Deadline extension policy: In certain cases, students can request extension in deadlines. A deadline could be extended for two weeks.
Re-evaluation policy: If a student cannot meet the evaluation criteria while the course is running, the student can retry the tasks after six months. Note, however, that there will be no interactive sessions during that period.

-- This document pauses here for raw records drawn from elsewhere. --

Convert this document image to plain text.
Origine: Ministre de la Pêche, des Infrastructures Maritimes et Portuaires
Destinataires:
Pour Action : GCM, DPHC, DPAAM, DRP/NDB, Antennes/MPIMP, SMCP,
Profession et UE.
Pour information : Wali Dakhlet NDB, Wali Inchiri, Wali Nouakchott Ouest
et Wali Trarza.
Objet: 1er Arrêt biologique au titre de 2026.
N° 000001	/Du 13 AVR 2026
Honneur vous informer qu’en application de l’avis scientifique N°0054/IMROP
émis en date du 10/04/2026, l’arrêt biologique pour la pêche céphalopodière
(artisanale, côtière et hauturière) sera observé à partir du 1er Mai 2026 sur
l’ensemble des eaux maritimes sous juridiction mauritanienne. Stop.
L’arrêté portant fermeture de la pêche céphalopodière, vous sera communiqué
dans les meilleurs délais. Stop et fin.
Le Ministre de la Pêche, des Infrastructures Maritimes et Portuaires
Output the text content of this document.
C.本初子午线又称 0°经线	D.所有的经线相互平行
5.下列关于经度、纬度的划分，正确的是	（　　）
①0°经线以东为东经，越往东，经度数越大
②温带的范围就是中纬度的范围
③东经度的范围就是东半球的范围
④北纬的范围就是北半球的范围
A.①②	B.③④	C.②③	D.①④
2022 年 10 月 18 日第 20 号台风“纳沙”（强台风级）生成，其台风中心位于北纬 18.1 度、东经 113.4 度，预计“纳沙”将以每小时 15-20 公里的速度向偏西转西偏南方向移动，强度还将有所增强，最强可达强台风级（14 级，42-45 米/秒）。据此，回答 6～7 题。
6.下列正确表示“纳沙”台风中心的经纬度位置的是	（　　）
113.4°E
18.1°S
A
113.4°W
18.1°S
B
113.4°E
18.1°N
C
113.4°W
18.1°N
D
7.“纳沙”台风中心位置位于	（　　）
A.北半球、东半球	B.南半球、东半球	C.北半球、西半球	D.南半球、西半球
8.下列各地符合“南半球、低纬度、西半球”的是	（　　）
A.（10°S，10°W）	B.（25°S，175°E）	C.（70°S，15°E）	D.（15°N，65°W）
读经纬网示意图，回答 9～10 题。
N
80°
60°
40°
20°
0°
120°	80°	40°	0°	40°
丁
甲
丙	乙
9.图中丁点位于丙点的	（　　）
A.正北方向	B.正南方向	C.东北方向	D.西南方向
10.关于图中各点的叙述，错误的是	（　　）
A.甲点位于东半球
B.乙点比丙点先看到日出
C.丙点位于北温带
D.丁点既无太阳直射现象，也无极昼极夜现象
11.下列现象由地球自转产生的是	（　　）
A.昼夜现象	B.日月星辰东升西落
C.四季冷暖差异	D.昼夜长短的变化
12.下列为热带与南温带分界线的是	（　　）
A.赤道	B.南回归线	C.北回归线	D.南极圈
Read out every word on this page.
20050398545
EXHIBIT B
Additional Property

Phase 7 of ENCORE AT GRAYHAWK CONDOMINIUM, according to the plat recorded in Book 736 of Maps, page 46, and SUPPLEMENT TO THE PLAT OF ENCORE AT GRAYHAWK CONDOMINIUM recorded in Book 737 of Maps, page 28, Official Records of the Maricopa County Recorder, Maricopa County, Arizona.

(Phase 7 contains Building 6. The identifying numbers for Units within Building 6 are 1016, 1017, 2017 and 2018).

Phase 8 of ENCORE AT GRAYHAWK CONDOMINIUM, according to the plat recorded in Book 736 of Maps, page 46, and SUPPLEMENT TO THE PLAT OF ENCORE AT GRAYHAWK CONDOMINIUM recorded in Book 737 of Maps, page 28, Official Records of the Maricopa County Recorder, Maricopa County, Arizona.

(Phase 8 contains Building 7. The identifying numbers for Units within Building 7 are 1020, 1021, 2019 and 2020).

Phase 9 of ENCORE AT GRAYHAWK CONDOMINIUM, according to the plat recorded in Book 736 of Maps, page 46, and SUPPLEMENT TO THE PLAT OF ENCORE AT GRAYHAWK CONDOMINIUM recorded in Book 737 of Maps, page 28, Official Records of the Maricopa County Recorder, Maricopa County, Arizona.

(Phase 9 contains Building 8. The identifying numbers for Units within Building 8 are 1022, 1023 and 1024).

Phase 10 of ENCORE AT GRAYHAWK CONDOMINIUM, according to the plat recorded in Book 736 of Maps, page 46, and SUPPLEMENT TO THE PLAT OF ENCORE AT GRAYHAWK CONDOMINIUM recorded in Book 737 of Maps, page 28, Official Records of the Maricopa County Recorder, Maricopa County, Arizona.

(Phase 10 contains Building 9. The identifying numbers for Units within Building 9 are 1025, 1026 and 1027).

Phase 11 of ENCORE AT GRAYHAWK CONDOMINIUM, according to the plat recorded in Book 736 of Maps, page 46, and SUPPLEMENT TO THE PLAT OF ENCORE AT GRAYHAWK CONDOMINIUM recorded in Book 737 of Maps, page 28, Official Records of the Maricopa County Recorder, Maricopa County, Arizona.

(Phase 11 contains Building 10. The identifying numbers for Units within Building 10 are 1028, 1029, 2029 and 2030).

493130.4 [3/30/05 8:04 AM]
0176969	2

Large Language Models policy: you are NOT allowed to use Large Language Models (e.g. ChatGPT, Microsoft Copiolot, etc) to generate your text, or summarize papers and books, write code, solve exercises. You can only use them to check spelling and grammar.
Projects
The purpose of the projects is to learn basic to advanced RL algorithms and to get familiar with coding for RL. Students form groups and work on projects. They are provided with codes containing empty blocks where they are supposed to write the code (only for projects 1-3). The students need to compile a report summarizing and discussing the results.
-
Project 1: Implementing basic RL algorithms (sarsa, Expected sarsa, Q-learning, double Q learning, MonteCarlo) for blackjack
-
Project 2: Implementing NAF on inverted pendulum
-
Project 3: Implemenint DDPG and SAC on inverted pendulum
-
Project 4: Implemening your favourite RL algorithm on a relevant problem: Your portfolio!
Assignments
There are mathematical theories and ideas behind RL. The aim of the exercise sessions is to get the students’ hands dirty with the math in RL. The students need to hand in their solutions to the assignments (or qualified attempts to solve them) before receiving the answers. The assignments are not graded. The solutions or qualified attempts are necessary for passing the course. The students are allowed to discuss the solutions within their groups, but each student needs to hand in their solutions separately. Students need to mention other students in their reports if they have discussed the questions together. After receiving solutions from the teacher, the students are not allowed to share them with each other.
Reflective Journals
Each student writes a reflecting journal for each section, summarizing concepts with his/her own words. That helps to build the knowledge in mind.